Recently, Chinese researchers have launched a multimodal artificial intelligence model called DeepEyesV2, which can analyze images, execute code, and perform web searches. Unlike traditional models that rely on knowledge acquired during training, DeepEyesV2 excels by intelligently utilizing external tools, often surpassing larger models in many cases.
In early experiments, the research team found that relying solely on reinforcement learning was insufficient to consistently use tools for multimodal tasks. Initially, the model attempted to write Python code for image analysis, but often generated incorrect code snippets. As training progressed, the model even began to completely skip using tools.

To address this issue, the research team developed a two-stage training process. In the first stage, the model learned to combine image understanding with tool usage; in the second stage, reinforcement learning was used to optimize these behaviors. By using leading models to generate high-quality examples, researchers ensured the accuracy and clarity of the tool usage paths.

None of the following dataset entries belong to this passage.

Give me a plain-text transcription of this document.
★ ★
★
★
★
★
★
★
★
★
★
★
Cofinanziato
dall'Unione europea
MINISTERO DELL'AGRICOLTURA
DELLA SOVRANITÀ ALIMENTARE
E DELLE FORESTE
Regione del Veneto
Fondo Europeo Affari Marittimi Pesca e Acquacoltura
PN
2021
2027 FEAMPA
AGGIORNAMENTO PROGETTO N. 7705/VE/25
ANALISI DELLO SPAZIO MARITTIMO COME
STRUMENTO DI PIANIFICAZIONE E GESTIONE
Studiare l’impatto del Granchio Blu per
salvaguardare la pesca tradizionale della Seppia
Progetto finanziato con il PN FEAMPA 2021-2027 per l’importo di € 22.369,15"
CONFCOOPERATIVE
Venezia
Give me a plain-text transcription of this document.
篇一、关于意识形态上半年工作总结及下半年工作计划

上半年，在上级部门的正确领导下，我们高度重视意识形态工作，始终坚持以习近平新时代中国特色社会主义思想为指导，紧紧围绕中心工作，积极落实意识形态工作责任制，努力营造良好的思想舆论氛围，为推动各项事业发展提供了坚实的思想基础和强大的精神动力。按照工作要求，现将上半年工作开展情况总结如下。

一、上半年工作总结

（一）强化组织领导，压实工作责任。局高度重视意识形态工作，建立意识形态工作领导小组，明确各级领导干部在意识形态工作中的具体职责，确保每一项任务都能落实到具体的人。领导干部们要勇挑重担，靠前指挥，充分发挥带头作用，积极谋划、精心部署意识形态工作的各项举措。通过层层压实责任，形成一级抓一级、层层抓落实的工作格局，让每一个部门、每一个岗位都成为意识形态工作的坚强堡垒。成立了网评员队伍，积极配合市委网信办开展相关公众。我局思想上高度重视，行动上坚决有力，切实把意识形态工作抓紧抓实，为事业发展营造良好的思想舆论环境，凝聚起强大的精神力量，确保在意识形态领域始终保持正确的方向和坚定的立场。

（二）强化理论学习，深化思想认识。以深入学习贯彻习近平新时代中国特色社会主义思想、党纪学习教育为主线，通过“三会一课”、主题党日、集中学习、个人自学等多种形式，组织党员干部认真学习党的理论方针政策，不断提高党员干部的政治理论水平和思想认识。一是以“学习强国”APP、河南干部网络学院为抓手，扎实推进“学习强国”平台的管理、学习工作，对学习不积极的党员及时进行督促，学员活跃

DeepEyesV2 uses three categories of tools to handle multimodal tasks: code execution for image processing and numerical analysis, image search for retrieving similar content, and text search to provide contextual information not visible in the image. The model adapts to different queries by integrating image manipulation, Python execution, and image/text search.
To evaluate this approach, the research team created the RealX-Bench benchmark to test the model's ability to coordinate visual understanding, web searching, and reasoning. The study showed that even the most powerful proprietary models achieved an accuracy of only 46%, while humans reached 70% accuracy. In tasks requiring the simultaneous use of three skills, current models performed poorly.

DeepEyesV2 performed well on multiple benchmark tests, achieving an accuracy of 52.7% in mathematical reasoning tasks and 63.7% in search-driven tasks. This demonstrates that the limitations of smaller models can be compensated for through carefully designed tool usage.
DeepEyesV2 is now available on Hugging Face and GitHub under the Apache License 2.0, allowing commercial use, and continues to drive the development of multimodal AI.
Paper: https://arxiv.org/abs/2511.05271
Key Points:
🌟 DeepEyesV2 enhances performance in multimodal tasks by using intelligent tools, surpassing large models.
🔧 Adopted a two-stage training process, combining image understanding with tool usage.
📈 Performed well on multiple benchmarks, demonstrating the potential of smaller models.